Amazon Athena
User Guide

Querying Amazon VPC Flow Logs

Amazon Virtual Private Cloud flow logs capture information about the IP traffic going to and from network interfaces in a VPC. Use the logs to investigate network traffic patterns and identify threats and risks across your VPC network.

Before you begin querying the logs in Athena, enable VPC flow logs and export log data to Amazon S3. After you create the logs, let them run for a few minutes to collect some data.
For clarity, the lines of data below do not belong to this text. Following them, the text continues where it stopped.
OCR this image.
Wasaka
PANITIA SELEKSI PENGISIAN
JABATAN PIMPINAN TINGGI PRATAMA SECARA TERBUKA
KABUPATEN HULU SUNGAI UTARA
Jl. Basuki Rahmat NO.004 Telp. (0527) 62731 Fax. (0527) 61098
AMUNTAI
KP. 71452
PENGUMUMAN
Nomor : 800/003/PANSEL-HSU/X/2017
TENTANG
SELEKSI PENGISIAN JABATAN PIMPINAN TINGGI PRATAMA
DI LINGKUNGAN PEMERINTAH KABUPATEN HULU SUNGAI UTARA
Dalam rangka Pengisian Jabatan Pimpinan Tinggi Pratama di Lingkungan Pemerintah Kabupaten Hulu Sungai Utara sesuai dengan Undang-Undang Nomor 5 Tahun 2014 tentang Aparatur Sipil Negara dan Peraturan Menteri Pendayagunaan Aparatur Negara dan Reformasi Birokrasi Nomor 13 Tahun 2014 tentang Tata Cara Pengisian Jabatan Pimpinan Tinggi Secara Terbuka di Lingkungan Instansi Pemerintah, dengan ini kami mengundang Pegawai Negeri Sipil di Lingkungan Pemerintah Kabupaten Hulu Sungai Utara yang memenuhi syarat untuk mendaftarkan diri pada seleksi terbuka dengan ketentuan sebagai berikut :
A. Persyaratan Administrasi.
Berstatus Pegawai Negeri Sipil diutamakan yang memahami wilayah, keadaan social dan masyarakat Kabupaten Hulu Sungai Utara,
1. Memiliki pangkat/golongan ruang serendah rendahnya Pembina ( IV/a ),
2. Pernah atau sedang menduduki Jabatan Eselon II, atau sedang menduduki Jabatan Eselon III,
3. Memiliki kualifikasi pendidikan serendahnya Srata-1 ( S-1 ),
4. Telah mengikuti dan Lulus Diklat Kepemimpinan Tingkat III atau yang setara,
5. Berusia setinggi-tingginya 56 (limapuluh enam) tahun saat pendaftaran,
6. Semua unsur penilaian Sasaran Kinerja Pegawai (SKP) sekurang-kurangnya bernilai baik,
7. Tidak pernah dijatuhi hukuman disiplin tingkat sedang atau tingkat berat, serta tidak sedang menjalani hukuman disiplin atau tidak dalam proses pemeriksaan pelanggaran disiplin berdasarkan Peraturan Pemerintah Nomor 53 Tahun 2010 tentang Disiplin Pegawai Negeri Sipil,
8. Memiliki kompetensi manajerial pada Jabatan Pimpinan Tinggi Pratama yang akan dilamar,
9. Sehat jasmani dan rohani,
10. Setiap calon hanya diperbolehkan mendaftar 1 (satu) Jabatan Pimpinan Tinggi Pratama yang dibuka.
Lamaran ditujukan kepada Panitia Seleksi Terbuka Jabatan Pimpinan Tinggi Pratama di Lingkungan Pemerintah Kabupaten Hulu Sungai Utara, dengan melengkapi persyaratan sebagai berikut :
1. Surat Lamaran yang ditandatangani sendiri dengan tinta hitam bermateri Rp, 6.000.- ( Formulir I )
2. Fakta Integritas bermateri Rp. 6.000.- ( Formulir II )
Creating the Table for VPC Flow Logs

To create the Amazon VPC table

  1. Copy and paste the following DDL statement into the Athena console.

  2. Modify the LOCATION 's3://your_log_bucket/prefix/' to point to the S3 bucket that contains your log data.

    CREATE EXTERNAL TABLE IF NOT EXISTS vpc_flow_logs ( ts string, version int, account string, interfaceid string, sourceaddress string, destinationaddress string, sourceport int, destinationport int, protocol int, numpackets int, numbytes int, starttime int, endtime int, action string, logstatus string ) ROW FORMAT SERDE 'org.apache.hadoop.hive.serde2.RegexSerDe' WITH SERDEPROPERTIES ( "input.regex" = "^([^ ]+)\\s+([0-9]+)\\s+([^ ]+)\\s+([^ ]+)\\s+([^ ]+)\\s+([^ ]+)\\s+([0-9]+)\\s+([0-9]+)\\s+([0-9]+)\\s+([0-9]+)\\s+([0-9]+)\\s+([0-9]+)\\s+([0-9]+)\\s+([^ ]+)\\s+([^ ]+)$" ) LOCATION 's3://your_log_bucket/prefix/';
  3. Run the query in Athena console. After the query completes, Athena registers the vpc_flow_logs table, making the data in it ready for you to issue queries.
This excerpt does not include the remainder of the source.